Jaguar Land Rover is planning a review of its 2023 production plans as it continues to battle the effects of the global semiconductor shortage and prepares Jaguar for an electric future.
Three all-new electric “performance” models are still planned to lead Jaguar’s next generation, despite changes to the British marque’s production plans from early next year.
According to The Guardian In the UK, Jaguar Land Rover (JLR) plans to move from two factory shifts to one on the line that builds the Jaguar F-Pace and Range Rover Velar, as well as reducing production of the Range Rover Evoque and Land Rover Discovery Sport.
In the meantime, The Guardian YThey claim it will increase production of more profitable models such as the full-size Range Rover.
But Jaguar Land Rover executives said Ride these moves to streamline the company’s manufacturing operations in 2023 have been misinterpreted as the trigger for long-term change and job losses.
It also raised doubts about the future of Jaguar, which has seen a massive drop in demand for its traditional luxury passenger cars and put its SUVs in direct competition with stablemates Land Rover and Range Rover.
Jaguar Land Rover is convinced that Jaguar still has a future and that the production overhaul will allow it to focus on popular models across all its brands that have created a global waiting list of more than 200,000 vehicles.
“There is no change in business direction,” said Nick Connoll, Jaguar Land Rover Global External Corporate Communications Manager. Ride from United Kingdom
“Things are looking up. We’re starting to see some positivity.
“We’ve definitely seen some green shoots in terms of semiconductors.”
Connoll said Jaguar Land Rover (JLR) has been battling production difficulties for more than two years, largely due to semiconductor shortages, and had developed the new production plan as a way to recover from the problems.
It had run into problems due to the amount of technology in its latest vehicles and its heavy reliance on the microchips needed to build them.
The Jaguar executive also insisted that the recent departure of Jaguar Land Rover CEO Thierry Bollore, after two years in charge, who was the driving force behind the company’s switch to electric power, would have no impact on the business.
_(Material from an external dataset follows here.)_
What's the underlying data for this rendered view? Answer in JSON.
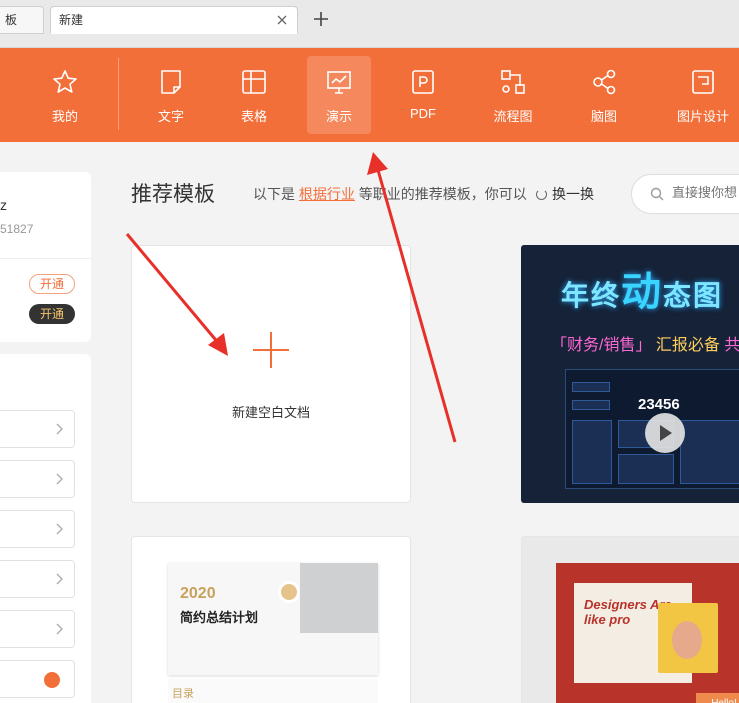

The underpinnings of Mr Bollore’s plans include switching Jaguar to a fully electric brand from 2025 to “realize its unique potential”, and phasing out diesel and electric power deployment in Land Rovers over the next 14 years.
Jaguar Land Rover (JLR) has defended its latest production move and insists it isn’t cutting numbers. Instead, it’s about managing the allocation of parts, including semiconductors, to maximize your build rate on high-demand vehicles.
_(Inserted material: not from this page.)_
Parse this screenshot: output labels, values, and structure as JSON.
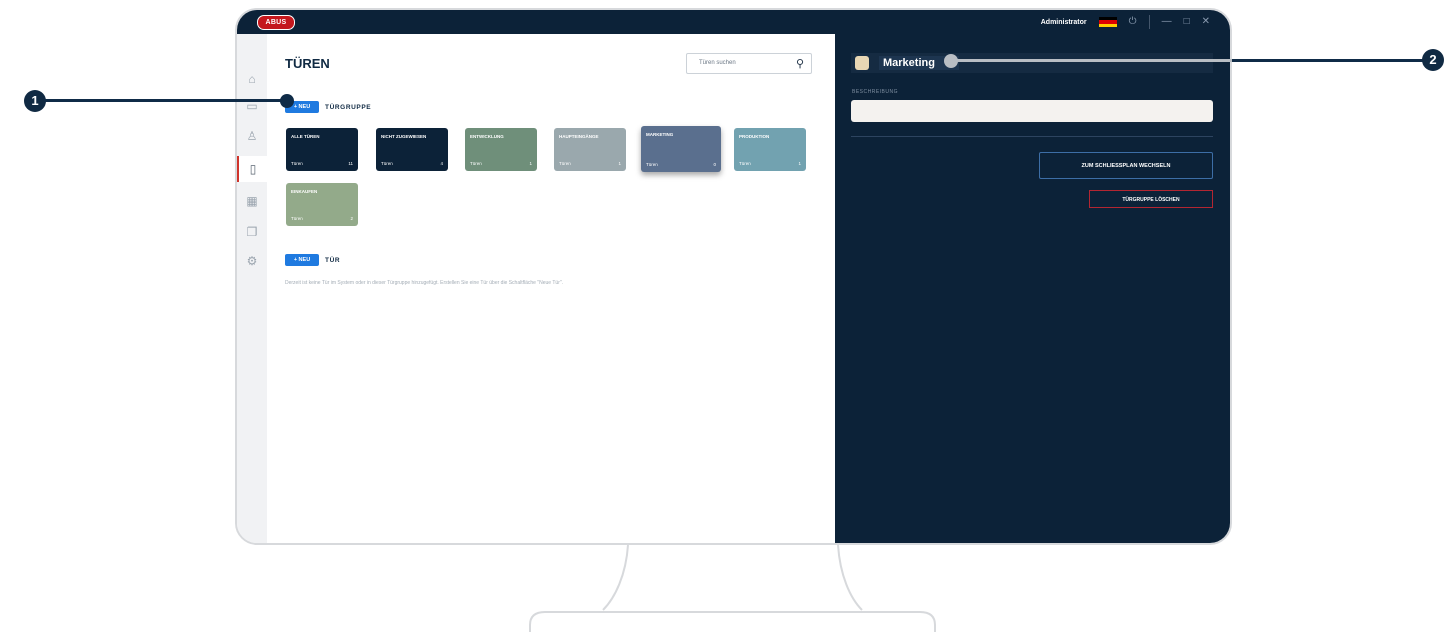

Even so, its sales have plummeted in recent years, both globally and in Australia. Its global result peaked at 614,000 in 2018 but dropped to 439,000 in 2021, while the Australian total was 3,008 in 2016, but has steadily declined since then, even before covid hit, with another drop. 41.9% in the first ten months of this year. year for a total of just 665 cars at the end of October.
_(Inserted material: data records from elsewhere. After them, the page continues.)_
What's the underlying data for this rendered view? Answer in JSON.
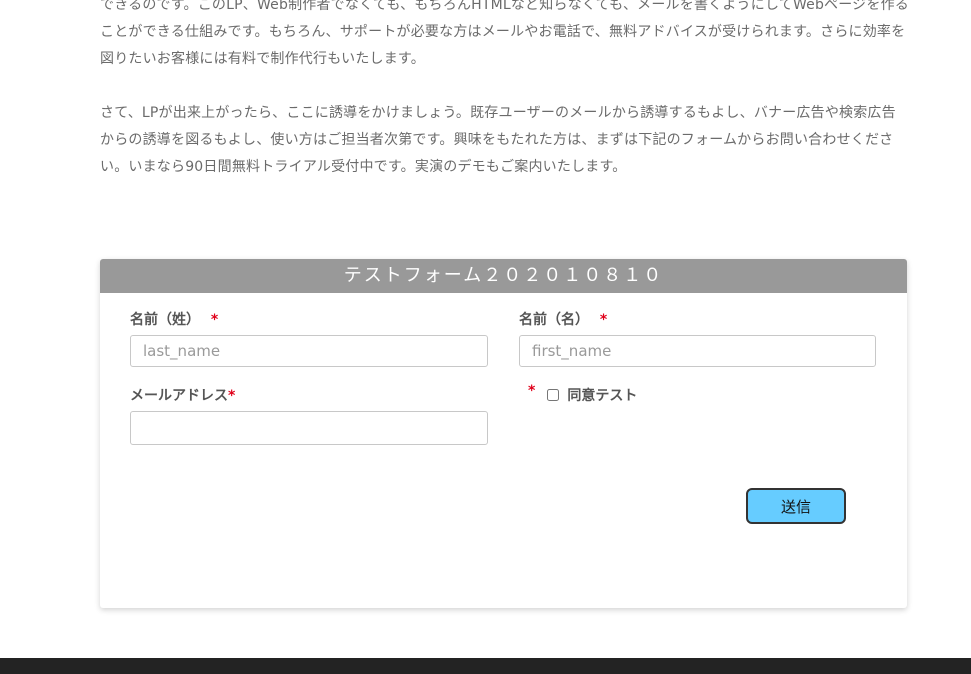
{
  "intro": {
    "paragraph1": "できるのです。このLP、Web制作者でなくても、もちろんHTMLなど知らなくても、メールを書くようにしてWebページを作ることができる仕組みです。もちろん、サポートが必要な方はメールやお電話で、無料アドバイスが受けられます。さらに効率を図りたいお客様には有料で制作代行もいたします。",
    "paragraph2": "さて、LPが出来上がったら、ここに誘導をかけましょう。既存ユーザーのメールから誘導するもよし、バナー広告や検索広告からの誘導を図るもよし、使い方はご担当者次第です。興味をもたれた方は、まずは下記のフォームからお問い合わせください。いまなら90日間無料トライアル受付中です。実演のデモもご案内いたします。"
  },
  "form": {
    "title": "テストフォーム２０２０１０８１０",
    "last_name_label": "名前（姓）",
    "last_name_placeholder": "last_name",
    "last_name_value": "",
    "first_name_label": "名前（名）",
    "first_name_placeholder": "first_name",
    "first_name_value": "",
    "email_label": "メールアドレス",
    "email_value": "",
    "consent_label": "同意テスト",
    "consent_checked": false,
    "required_mark": "*",
    "submit_label": "送信"
  },
  "colors": {
    "header_bg": "#999999",
    "submit_bg": "#66ccff",
    "required": "#e0001a",
    "footer_bg": "#232323"
  }
}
“We continue to actively manage the operating patterns of our manufacturing plants as the industry experiences continued global disruption to the semiconductor supply chain. Demand for our vehicles remains strong,” JLR said in an official statement from the brand.
“We expect our performance to continue to improve in the second half of the year as new agreements with semiconductor partners come into effect, allowing us to build and deliver more vehicles to our customers.”
Connell confirmed that Jaguar’s electrification plan still included entirely new mechanical architecture to support the three future models, but the executive did not elaborate further.
“There will be three new all-electric high-performance vehicles,” he said.
“The current nameplates will be the latest iteration of what we call today’s Jaguar.”
“People still want our vehicles and we still want to build them for them.”